Until the two Iraq wars involving the U.S., Saudi Arabia had been happy to let Iran throw its weight around. But the Shi'ite ascendancy in what was once secular, though Sunni-leaning, Baghdad has thrown the balance of power in the Gulf out of whack. Even so, Riyadh had taken a quiet approach to its Shi'ite rival. "This is a classic cold-war game where you do things under the radar, you don't try to be too public. And we're dealing with the Saudis, who don't do things overtly. They're behind-the-scenes people," says Barak Barfi, a fellow at the New America Foundation who follows the conflict and has spent time in Bahrain.

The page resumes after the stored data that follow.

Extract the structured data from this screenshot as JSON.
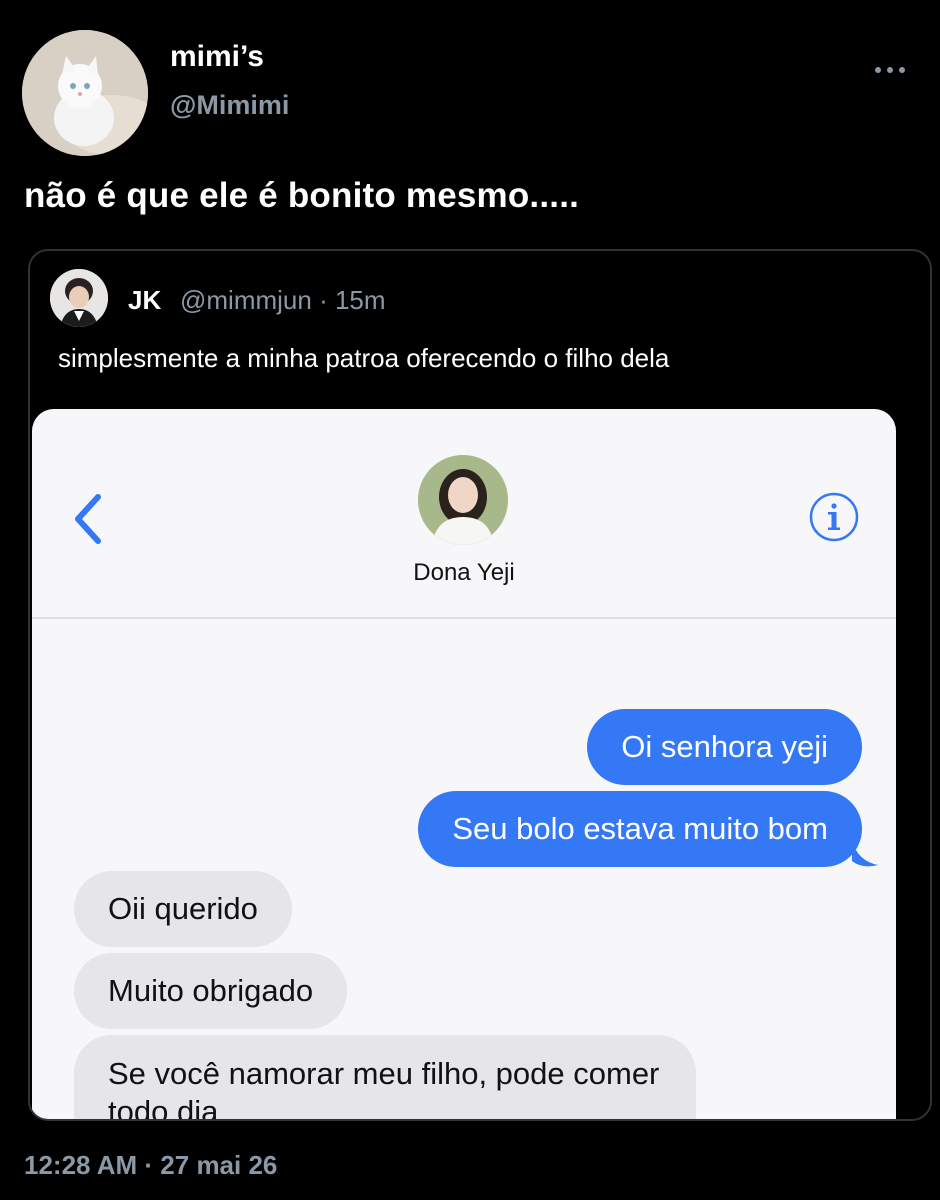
{
  "author": {
    "display_name": "mimi’s",
    "handle": "@Mimimi"
  },
  "tweet": {
    "text": "não é que ele é bonito mesmo.....",
    "timestamp": "12:28 AM · 27 mai 26"
  },
  "icons": {
    "more": "more-horizontal-icon",
    "back": "chevron-left-icon",
    "info": "info-circle-icon"
  },
  "quoted": {
    "name": "JK",
    "meta": "@mimmjun · 15m",
    "text": "simplesmente a minha patroa oferecendo o filho dela",
    "screenshot": {
      "contact_name": "Dona Yeji",
      "messages": [
        {
          "from": "me",
          "text": "Oi senhora yeji"
        },
        {
          "from": "me",
          "text": "Seu bolo estava muito bom"
        },
        {
          "from": "them",
          "text": "Oii querido"
        },
        {
          "from": "them",
          "text": "Muito obrigado"
        },
        {
          "from": "them",
          "text": "Se você namorar meu filho, pode comer todo dia"
        }
      ]
    }
  },
  "colors": {
    "background": "#000000",
    "muted": "#8b98a5",
    "imessage_blue": "#3478f6",
    "received_gray": "#e5e5ea"
  }
}
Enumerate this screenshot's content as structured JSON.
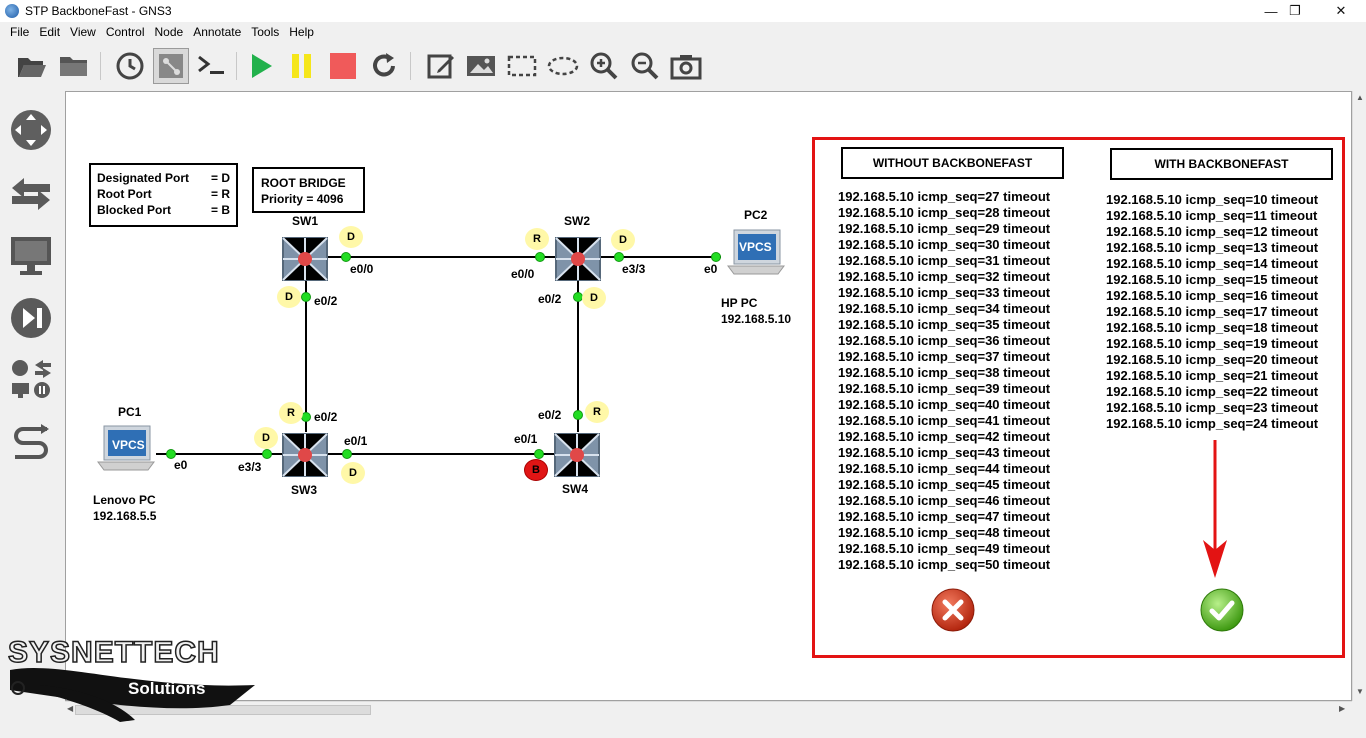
{
  "window": {
    "title": "STP BackboneFast - GNS3",
    "minimize": "—",
    "maximize": "❐",
    "close": "✕"
  },
  "menu": [
    "File",
    "Edit",
    "View",
    "Control",
    "Node",
    "Annotate",
    "Tools",
    "Help"
  ],
  "legend": {
    "designated": {
      "label": "Designated Port",
      "value": "= D"
    },
    "root": {
      "label": "Root Port",
      "value": "= R"
    },
    "blocked": {
      "label": "Blocked Port",
      "value": "= B"
    }
  },
  "root_bridge": {
    "line1": "ROOT BRIDGE",
    "line2": "Priority = 4096"
  },
  "nodes": {
    "sw1": "SW1",
    "sw2": "SW2",
    "sw3": "SW3",
    "sw4": "SW4",
    "pc1": "PC1",
    "pc2": "PC2",
    "pc1_desc": "Lenovo PC",
    "pc1_ip": "192.168.5.5",
    "pc2_desc": "HP PC",
    "pc2_ip": "192.168.5.10",
    "vpcs": "VPCS"
  },
  "ports": {
    "sw1_e00": "e0/0",
    "sw1_e02": "e0/2",
    "sw2_e00": "e0/0",
    "sw2_e33": "e3/3",
    "sw2_e02": "e0/2",
    "pc2_e0": "e0",
    "sw3_e02": "e0/2",
    "sw3_e01": "e0/1",
    "sw3_e33": "e3/3",
    "pc1_e0": "e0",
    "sw4_e02": "e0/2",
    "sw4_e01": "e0/1"
  },
  "badges": {
    "d": "D",
    "r": "R",
    "b": "B"
  },
  "results": {
    "without": {
      "heading": "WITHOUT BACKBONEFAST",
      "lines": [
        "192.168.5.10 icmp_seq=27 timeout",
        "192.168.5.10 icmp_seq=28 timeout",
        "192.168.5.10 icmp_seq=29 timeout",
        "192.168.5.10 icmp_seq=30 timeout",
        "192.168.5.10 icmp_seq=31 timeout",
        "192.168.5.10 icmp_seq=32 timeout",
        "192.168.5.10 icmp_seq=33 timeout",
        "192.168.5.10 icmp_seq=34 timeout",
        "192.168.5.10 icmp_seq=35 timeout",
        "192.168.5.10 icmp_seq=36 timeout",
        "192.168.5.10 icmp_seq=37 timeout",
        "192.168.5.10 icmp_seq=38 timeout",
        "192.168.5.10 icmp_seq=39 timeout",
        "192.168.5.10 icmp_seq=40 timeout",
        "192.168.5.10 icmp_seq=41 timeout",
        "192.168.5.10 icmp_seq=42 timeout",
        "192.168.5.10 icmp_seq=43 timeout",
        "192.168.5.10 icmp_seq=44 timeout",
        "192.168.5.10 icmp_seq=45 timeout",
        "192.168.5.10 icmp_seq=46 timeout",
        "192.168.5.10 icmp_seq=47 timeout",
        "192.168.5.10 icmp_seq=48 timeout",
        "192.168.5.10 icmp_seq=49 timeout",
        "192.168.5.10 icmp_seq=50 timeout"
      ]
    },
    "with": {
      "heading": "WITH BACKBONEFAST",
      "lines": [
        "192.168.5.10 icmp_seq=10 timeout",
        "192.168.5.10 icmp_seq=11 timeout",
        "192.168.5.10 icmp_seq=12 timeout",
        "192.168.5.10 icmp_seq=13 timeout",
        "192.168.5.10 icmp_seq=14 timeout",
        "192.168.5.10 icmp_seq=15 timeout",
        "192.168.5.10 icmp_seq=16 timeout",
        "192.168.5.10 icmp_seq=17 timeout",
        "192.168.5.10 icmp_seq=18 timeout",
        "192.168.5.10 icmp_seq=19 timeout",
        "192.168.5.10 icmp_seq=20 timeout",
        "192.168.5.10 icmp_seq=21 timeout",
        "192.168.5.10 icmp_seq=22 timeout",
        "192.168.5.10 icmp_seq=23 timeout",
        "192.168.5.10 icmp_seq=24 timeout"
      ]
    }
  },
  "watermark": {
    "brand": "SYSNETTECH",
    "sub": "Solutions"
  },
  "colors": {
    "accent_red": "#e31313",
    "port_green": "#22dd22",
    "badge_yellow": "#fff8a8"
  }
}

If the Saudis decide to get even for the assassination plot, says Barfi, "they won't retaliate with a similar plot, but they're going to spread money out to allies to counterweight the Iranians and their surrogates."

Barfi says that with this latest incident, the region might have to take sides overtly. "You'll start to see green and white countries on a map of the region," he says, "One color loyal to Iran, the other color loyal to Saudi." He says the Saudis' hatred for Iran runs so deep that there is even a remote possibility Riyadh might even take part in behind-the-scenes talks with a country it despises, Israel, because the Saudis see the Jewish state as a powerful counterweight to Tehran — the bête noire of Israel.

Foiling the alleged plot against al-Jubeir could strengthen what has been a weakening friendship between the U.S. and Saudi Arabia. "They've been drifting apart," Shaikh says of Riyadh and Washington, "but this is an issue they've been working on at different ends that could bring them together." The Saudis could urge the U.S. to take a tougher line in its already hard-line dealings with Iran. That would not help an already volatile region. "The last thing the Middle East needs in the wake of the instabilities caused by the Arab Spring is a renewed Iranian-Saudi proxy war," says Barfi. But, he adds, "this is exactly what we should expect."

As for the last proxy war, the crackdown is still going on in Bahrain. Though Saudi tanks have disappeared from downtown Manama, there are still nightly clashes in Shi'ite neighborhoods between opposition activists and Bahraini security forces. During spring conflict, the country's Sunni-run television channel Bahrain TV, which served as a chief instigator of anti-Shi'ite propaganda, fueled rumor after rumor that the Iranians were supporting the Shi'ite opposition, even alleging that Tehran had sent boats filled with weapons to Bahrain. The tension between the two countries "has always been fueled by sectarianism," Shaikh says. In the past month, Bahraini rulers have continued to repress dissent, for example, upholding the life sentences imposed on activists and the conviction of medical personnel accused of assisting and tending to injured protesters. "The Saudis will pressure their allies in Bahrain to cease offering any concessions to the Shi'a opposition, which it falsely links to Iran," says Barfi. If things get worse between Riyadh and Tehran, so will the plight of Bahrain's Shi'ites.